How will ChatGPT change how I teach mathematics?
Mary Vanderschoot, Ph.D., Professor of Mathematics
In an afternoon of the CACE seminar, the seminar participants tested ChatGPT by asking it questions from our various academic disciplines. I was surprised to discover that ChatGPT would have aced my Real Analysis final exam, and that it provided correct proofs to every problem I gave it from the textbook. I began to realize that I cannot continue to teach my classes as before and deny the existence of ChatGPT. I realized that it is essential that I help my students be aware of ChatGPT’s strengths and shortcomings. I also realized that I need to rethink how I structure my class sessions so that they include more opportunities for active learning. Such experiences should aid students in discovering some of the challenges, rewards, and satisfaction of doing mathematics without reliance on supports like ChatGPT.
A recent article in the Wall Street Journal (Cohen 2023) addressed some of the limitations of ChatGPT in the field of mathematics. The article featured Po-Shen Loh, who is a professor of mathematics at Carnegie Mellon University and Team USA’s coach for the International Mathematical Olympiad. Poh is currently traveling the country, speaking to concerned middle school math students and their parents about the threat of ChatGPT. Poh provides the following simple example illustrating the limitations of ChatGPT’s ability to solve novel problems:
“This machine is the world’s most powerful tool at repeating things that have been done many times before,” he tells students. “But now I want to show you something it cannot do.” Loh asked ChatGPT to find the largest fraction less than ½ with a numerator and denominator that are positive integers less than or equal to 10,000. It was a question that it almost certainly hadn’t seen before—and it flubbed the answer. (It’s 4,999/9,999.) This might sound familiar to anyone who has spent enough time with a chatbot that has a nasty habit of being confidently wrong: It made up a bunch of nonsense and apologized for its errors.
Poh argues that the qualities of creativity and ingenuity are distinctly human qualities, which will always be essential for knowing how to solve problems and even for determining which problems to solve. He states that such skills will be ever more important. Including in-class discussions of this type of article is one way I plan to help my students think about some of AI’s limitations, such as its inability to create new knowledge. I think it is also important for STEM professors to share historical examples from science and mathematics that demonstrate the importance of human creativity to scientific advancement. Knot theory, for example, was originally developed in the 19th century by physicists as an erroneous model for the atom. Though the model was later abandoned, knot theory became a field of study in pure mathematics. More recently, knot theory was found to have significant and surprising applications to several areas of modern science such as string theory and the biochemistry of DNA.
In the mathematics education community, productive struggle describes the state of “actively wrestling with a problem, persistently trying out various strategies, being willing to take risks, being unafraid of mistakes, and progressing incrementally in understanding the underlying ideals…. Over time, through incremental and hard-won victories, this leads to mastery” (Su 121). When a student gives up on a challenging problem and, instead, is tempted to use a tool like ChatGPT to find the solution, not only is she submitting work that is not her own, but her actions have other detrimental effects. For example, she will never know if she could have solved the problem on her own.

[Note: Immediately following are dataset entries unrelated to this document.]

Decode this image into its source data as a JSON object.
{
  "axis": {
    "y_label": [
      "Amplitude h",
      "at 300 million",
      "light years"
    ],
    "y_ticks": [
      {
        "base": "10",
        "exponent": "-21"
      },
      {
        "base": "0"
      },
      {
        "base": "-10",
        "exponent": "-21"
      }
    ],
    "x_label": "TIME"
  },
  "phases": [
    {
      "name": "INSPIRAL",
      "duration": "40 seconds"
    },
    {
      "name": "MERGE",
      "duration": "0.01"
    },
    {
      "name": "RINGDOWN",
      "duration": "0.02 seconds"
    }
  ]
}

Productive struggle also gives students the insight that it’s okay not to understand a problem right away, and aids the acceptance that not solving a problem can be as important as solving it.
My class sessions are usually a mix of short lectures interspersed with active learning opportunities. Up to now, homework has been the primary vehicle in which students do/practice the mathematics that they are learning in class. The ease of which ChatGPT can produce proofs to theorems, answers to complex calculations, etc., has caused me to reconsider the importance/effectiveness of graded math homework. I’m eager to try some of the pedagogies of the semi-flipped classroom, in which students are expected to complete an assignment as preparation for a class session in which they work through challenging problems in small groups (without technological aids).
Works Cited
Cohen, B. (2023, May 25). America’s math coach is teaching fifth graders to outsmart AI. This professor is traveling the country with simple advice for an uncertain future: Be more human. Wall Street Journal.
Su, Francis. Mathematics for human flourishing. Yale University Press, 2020.